In this way, all graphics, calculation and memory tasks had to wait for other operations to finish before doing their thing. This results in times when the hardware is idle, which means performance drops.
On the other hand, DirectX 12 asynchronous shaders manage to distribute these tasks among several execution threads to reduce the total time required. These asynchronous shaders are an important component of the game experience because less rendering time means less delay in drawing and therefore better performance (more fps, better responsiveness in VR environments, etc).

AMD’s GCN architecture is specifically designed to achieve very fine “granularity” on the subject of async shaders with hardware dedicated to this task, known as the Async Shaders Compute Engine (ACE).
Multi-threaded command buffer recording
The command buffer is a game’s to-do list, a series of things that the CPU must organize and present to the graphics card for it to process. Elements of this type can be lighting, placing characters, loading textures, creating reflections, etc.

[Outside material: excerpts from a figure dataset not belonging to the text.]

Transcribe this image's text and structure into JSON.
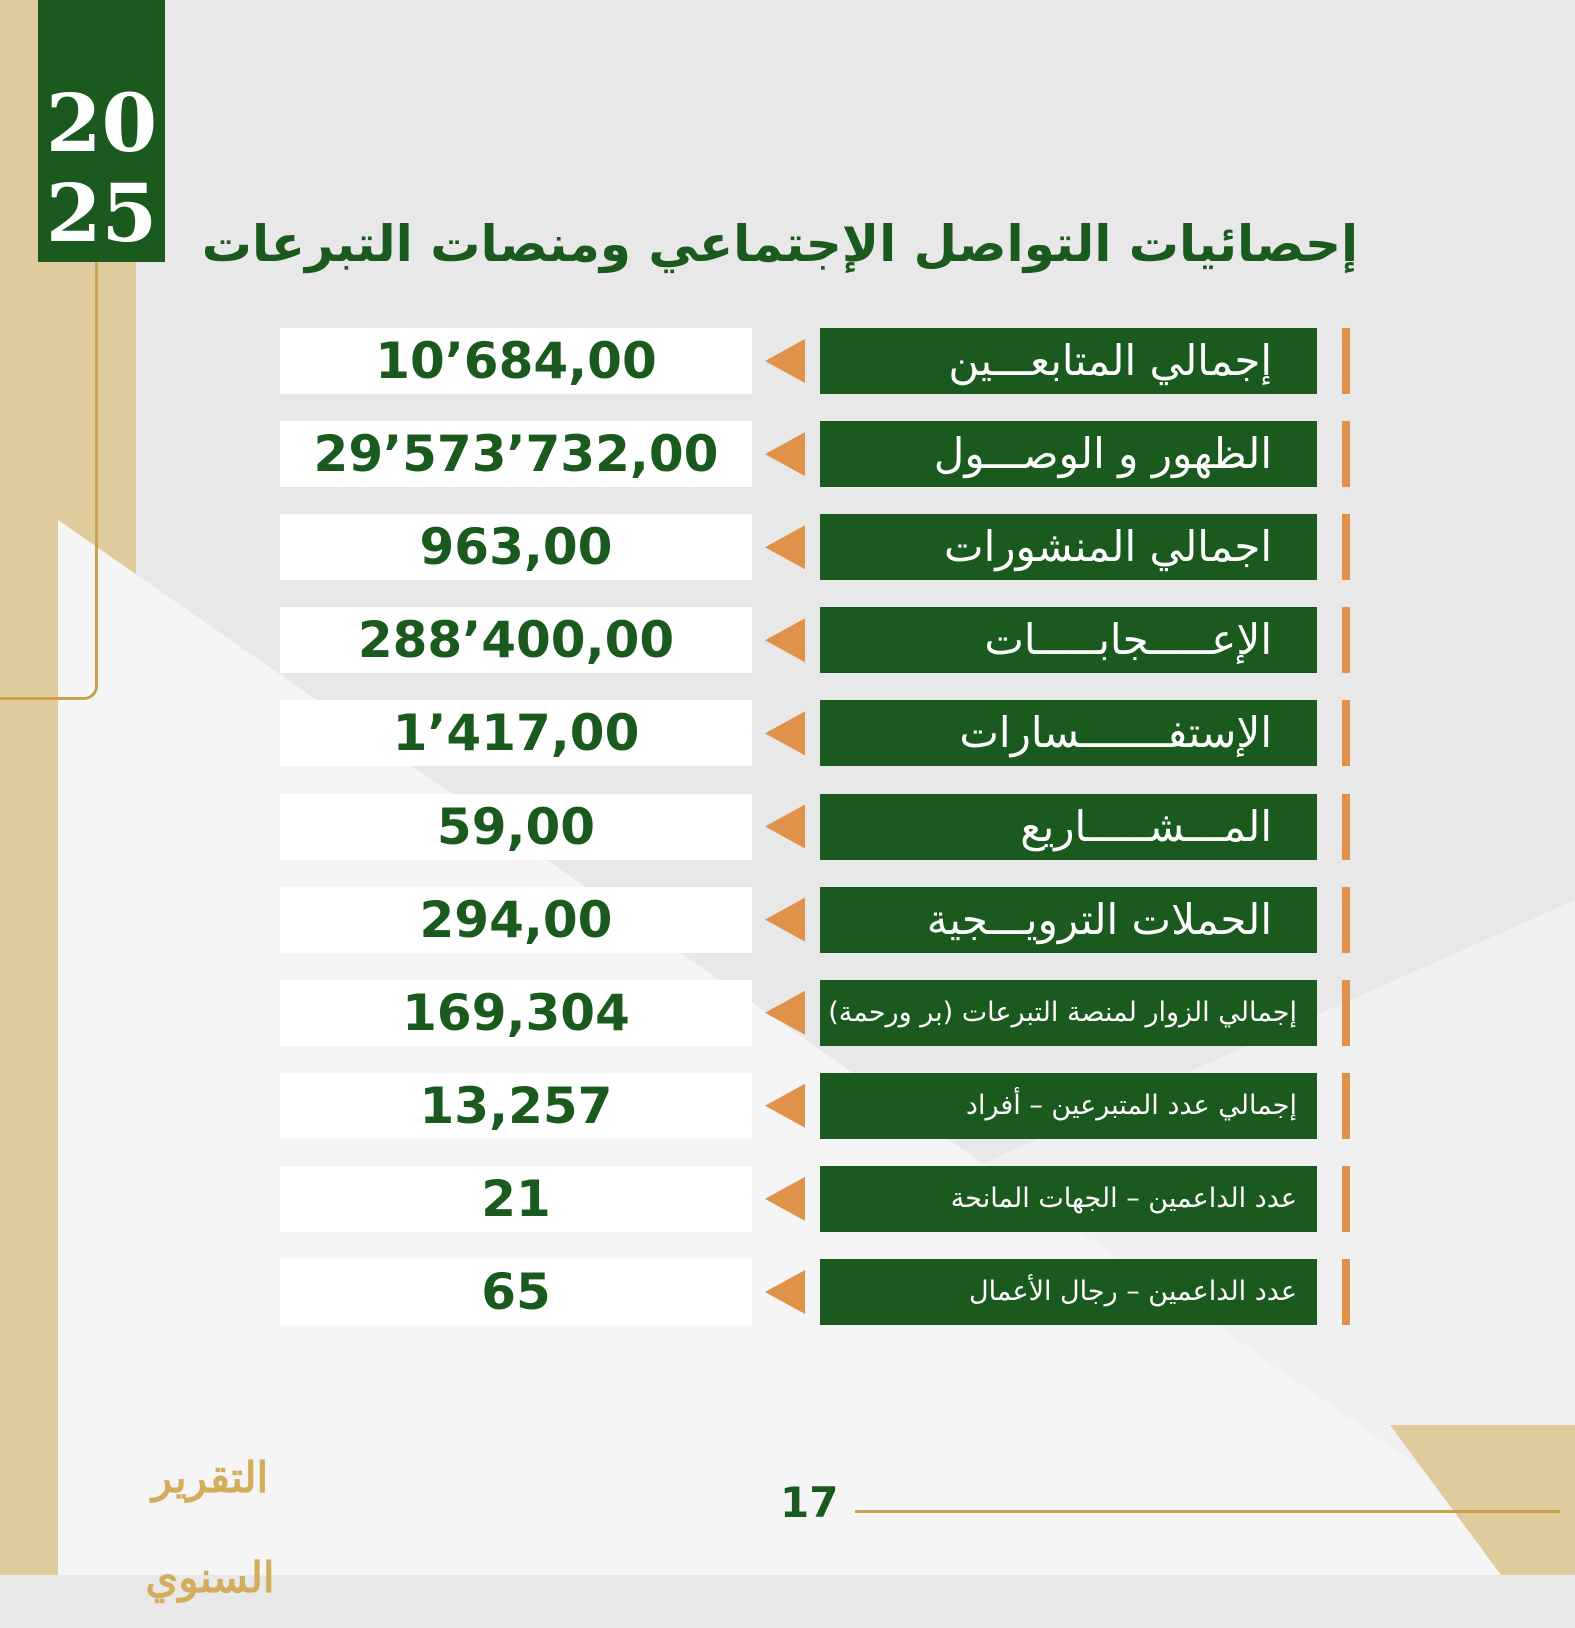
{
  "year": {
    "top": "20",
    "bottom": "25"
  },
  "title": "إحصائيات التواصل الإجتماعي ومنصات التبرعات",
  "rows": [
    {
      "label": "إجمالي المتابعـــين",
      "value": "10’684,00"
    },
    {
      "label": "الظهور و الوصـــول",
      "value": "29’573’732,00"
    },
    {
      "label": "اجمالي المنشورات",
      "value": "963,00"
    },
    {
      "label": "الإعـــــجابـــــات",
      "value": "288’400,00"
    },
    {
      "label": "الإستفـــــــسارات",
      "value": "1’417,00"
    },
    {
      "label": "المـــشـــــاريع",
      "value": "59,00"
    },
    {
      "label": "الحملات الترويـــجية",
      "value": "294,00"
    },
    {
      "label": "إجمالي الزوار لمنصة التبرعات (بر ورحمة)",
      "value": "169,304"
    },
    {
      "label": "إجمالي عدد المتبرعين  – أفراد",
      "value": "13,257"
    },
    {
      "label": "عدد الداعمين – الجهات المانحة",
      "value": "21"
    },
    {
      "label": "عدد الداعمين – رجال الأعمال",
      "value": "65"
    }
  ],
  "logo": "التقرير السنوي",
  "page_number": "17"
}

Today’s PCs are typically equipped with multi-core CPUs, and in DirectX 11 many of the cores were unloaded while one core did all the work, due to DirectX 11’s inability to partition a game’s command buffer. in small tasks that can be processed in parallel. Then there’s the fact that a lot of time is spent interpreting API directives or overheads, which leaves less time to run the game code, which is what we’re interested in.
This is what DirectX 12 comes to solve.
The benefits of using DirectX 12 correctly are already starting to show, with Oxide Games and Stardock collaborating with AMD to create Ashes of the Singularity, a strategy game that will be released in time and will use all cores. available from a processor to offer performance, image quality and resolutions that, in the words of Brad Wardell (CEO of the developers), “are not even a possibility with DirectX 11”.

The AMD products that will be compatible with DirectX 12 (once we have Windows 10 Technical Preview Build 10041 or later and the latest drivers) will be the following:
- AMD Radeon R9 Series graphics
- AMD Radeon R7 Series graphics
- AMD Radeon R5 240 graphics
- AMD Radeon HD 8000 Series graphics for OEM systems (HD 8570 and up)
- AMD Radeon HD 8000M Series graphics for notebooks
- AMD Radeon HD 7000 Series graphics (HD 7730 and up)
- AMD Radeon HD 7000M Series graphics for notebooks (HD 7730M and up)
- AMD A4/A6/A8/A10-7000 Series APUs (codenamed “Kaveri”)
- AMD A6/A8/A10 PRO-7000 Series APUs (codenamed “Kaveri”)
- AMD E1/A4/A10 Micro-6000 Series APUs (codenamed “Mullins”)
- AMD E1/E2/A4/A6/A8-6000 Series APUs (codenamed “Beema”)
More details about this info in Robert Hallock’s post.